The EPA is also trying to defend its regulations aimed at cancer-causing chemicals for the Denka neoprene plant located along the corridor. After unsuccessfully petitioning for a stay of the rule, Denka was granted a two-year extension on compliance from Louisiana while it continues to fight the standards in court.
“The current administration in Louisiana is waging war on federal agencies, when they finally endeavor to live up to their mission and try to protect minority communities who have been under siege for generations,” Doost said in an email.
‘Beyond a Legal Battle’
The Parish insists that Cain was right to find the plaintiffs lacked standing, and it argues appellants can’t prove there was any intentional discrimination in the Parish’s land use policies.
The complaint “reads more like a narrative history of the State of Louisiana than a lawsuit,” according to the Parish’s opening brief. “Following the historical review spanning hundreds of years, the Complaint attempts to cobble together causes of action from a tangled web of irrelevant facts.”
The Parish did not return a request for comment on the case.
For advocates and community members like Sharon C. Lavigne, founder & director of RISE St. James, this appeal “goes beyond a legal battle.”

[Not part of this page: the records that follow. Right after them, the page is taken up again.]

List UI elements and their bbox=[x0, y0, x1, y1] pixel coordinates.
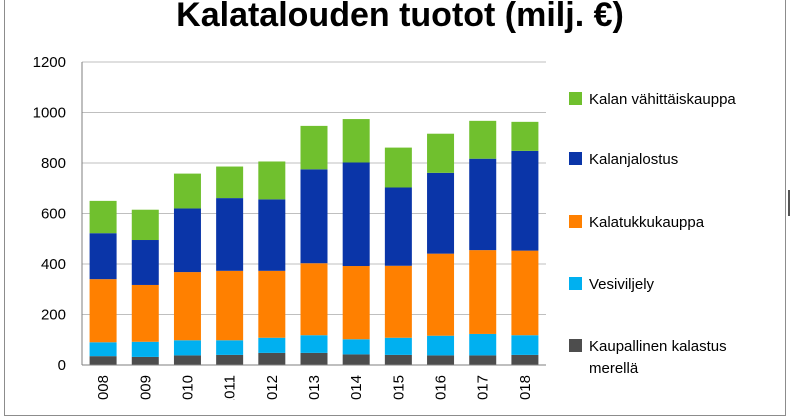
x-tick-label: 2015 bbox=[390, 375, 407, 400]
bar-segment bbox=[511, 354, 539, 365]
bar-segment bbox=[342, 339, 370, 355]
bar-segment bbox=[131, 356, 159, 365]
bar-segment bbox=[427, 355, 455, 365]
x-tick-label: 2008 bbox=[95, 375, 112, 400]
bar-segment bbox=[300, 125, 328, 170]
gridlines bbox=[82, 61, 546, 315]
legend-swatch bbox=[569, 152, 582, 165]
bar-segment bbox=[511, 121, 539, 151]
bar-segment bbox=[384, 147, 412, 188]
bar-segment bbox=[300, 263, 328, 336]
bar-segment bbox=[173, 340, 201, 356]
x-tick-label: 2010 bbox=[179, 375, 196, 400]
bar-segment bbox=[173, 272, 201, 341]
bar-segment bbox=[89, 342, 117, 357]
x-tick-label: 2012 bbox=[264, 375, 281, 400]
bar-segment bbox=[173, 355, 201, 365]
bar-segment bbox=[511, 335, 539, 355]
bar-segment bbox=[173, 173, 201, 209]
bar-segment bbox=[469, 355, 497, 365]
bar-segment bbox=[427, 335, 455, 356]
x-tick-label: 2014 bbox=[348, 375, 365, 400]
legend-swatch bbox=[569, 92, 582, 105]
window-edge-mark bbox=[788, 190, 790, 216]
legend-label: Kalan vähittäiskauppa bbox=[589, 91, 736, 108]
bar-segment bbox=[216, 270, 244, 341]
bar-segment bbox=[216, 354, 244, 365]
bar-segment bbox=[469, 158, 497, 251]
bar-segment bbox=[469, 250, 497, 334]
bar-segment bbox=[469, 333, 497, 356]
y-tick-label: 800 bbox=[41, 155, 66, 172]
bar-segment bbox=[131, 240, 159, 285]
bar-segment bbox=[131, 209, 159, 241]
y-tick-label: 200 bbox=[41, 307, 66, 324]
y-tick-label: 0 bbox=[58, 357, 66, 374]
legend-label: Kalatukkukauppa bbox=[589, 214, 705, 231]
x-tick-label: 2016 bbox=[433, 375, 450, 400]
x-tick-label: 2009 bbox=[137, 375, 154, 400]
bar-segment bbox=[89, 356, 117, 365]
bar-segment bbox=[216, 198, 244, 271]
x-tick-label: 2018 bbox=[517, 375, 534, 400]
bar-segment bbox=[511, 150, 539, 251]
x-axis: 2008 2009 2010 2011 2012 2013 2014 2015 2016 2017… bbox=[82, 364, 546, 400]
bar-segment bbox=[258, 161, 286, 200]
bar-segment bbox=[216, 340, 244, 355]
bar-segment bbox=[258, 337, 286, 353]
legend: Kalan vähittäiskauppa Kalanjalostus Kalatu… bbox=[569, 91, 736, 377]
bar-segment bbox=[469, 120, 497, 159]
bar-segment bbox=[300, 335, 328, 353]
bar-segment bbox=[300, 352, 328, 365]
bar-segment bbox=[427, 133, 455, 173]
bar-segment bbox=[342, 119, 370, 163]
legend-label: Kaupallinen kalastus merellä bbox=[589, 338, 727, 377]
bar-segment bbox=[131, 284, 159, 342]
x-tick-label: 2013 bbox=[306, 375, 323, 400]
bar-segment bbox=[384, 354, 412, 365]
bar-segment bbox=[427, 253, 455, 336]
bar-segment bbox=[427, 172, 455, 254]
bars bbox=[89, 119, 539, 365]
x-tick-label: 2011 bbox=[222, 375, 239, 400]
bar-segment bbox=[384, 337, 412, 355]
bar-segment bbox=[511, 250, 539, 336]
bar-segment bbox=[131, 341, 159, 357]
bar-segment bbox=[384, 265, 412, 338]
chart-title: Kalatalouden tuotot (milj. €) bbox=[176, 0, 624, 34]
bar-segment bbox=[300, 169, 328, 264]
bar-segment bbox=[258, 199, 286, 271]
y-tick-label: 400 bbox=[41, 256, 66, 273]
legend-swatch bbox=[569, 277, 582, 290]
bar-segment bbox=[384, 187, 412, 266]
y-tick-label: 1000 bbox=[33, 105, 66, 122]
x-tick-label: 2017 bbox=[475, 375, 492, 400]
legend-swatch bbox=[569, 339, 582, 352]
bar-segment bbox=[89, 200, 117, 234]
bar-segment bbox=[89, 279, 117, 343]
bar-segment bbox=[342, 266, 370, 340]
bar-segment bbox=[258, 352, 286, 365]
legend-swatch bbox=[569, 215, 582, 228]
y-tick-label: 1200 bbox=[33, 54, 66, 71]
legend-label: Kalanjalostus bbox=[589, 151, 678, 168]
bar-segment bbox=[342, 162, 370, 267]
bar-segment bbox=[173, 208, 201, 273]
y-axis: 0 200 400 600 800 1000 1200 bbox=[33, 54, 83, 374]
y-tick-label: 600 bbox=[41, 206, 66, 223]
bar-segment bbox=[342, 354, 370, 365]
bar-segment bbox=[216, 166, 244, 199]
legend-label: Vesiviljely bbox=[589, 276, 655, 293]
bar-segment bbox=[258, 270, 286, 338]
bar-segment bbox=[89, 233, 117, 280]
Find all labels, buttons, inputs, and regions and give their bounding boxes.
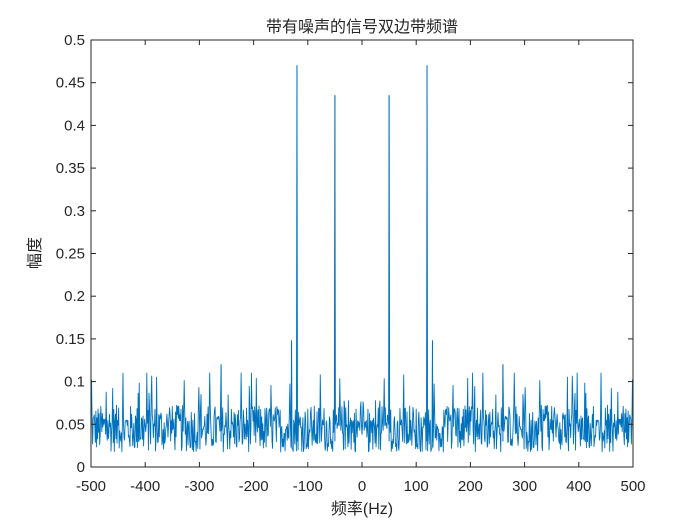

“The outcome of this ruling is not just crucial for St. James Parish, but for all frontline communities across the nation who demand to be seen, heard, and protected,” Lavigne said in a statement to Bloomberg Law. “Weeping may endure for a night, but justice will come in the morning.”
Pamela Spees of the Center for Constitutional Rights and student attorney Jack Dean of the Tulane Environmental Law Clinic are arguing on behalf of the appellants. Danielle Borel and Carroll Devillier Jr. of Breazeale, Sachse & Wilson LLP will argue on behalf of St. James Parish.
Judges Patrick E. Higginbotham, Carl E. Stewart, and Catharina Haynes are on the panel.
The case is Inclusive La. v. St. James Parish, 5th Cir., No. 23-30908, oral arguments scheduled 10/7/24.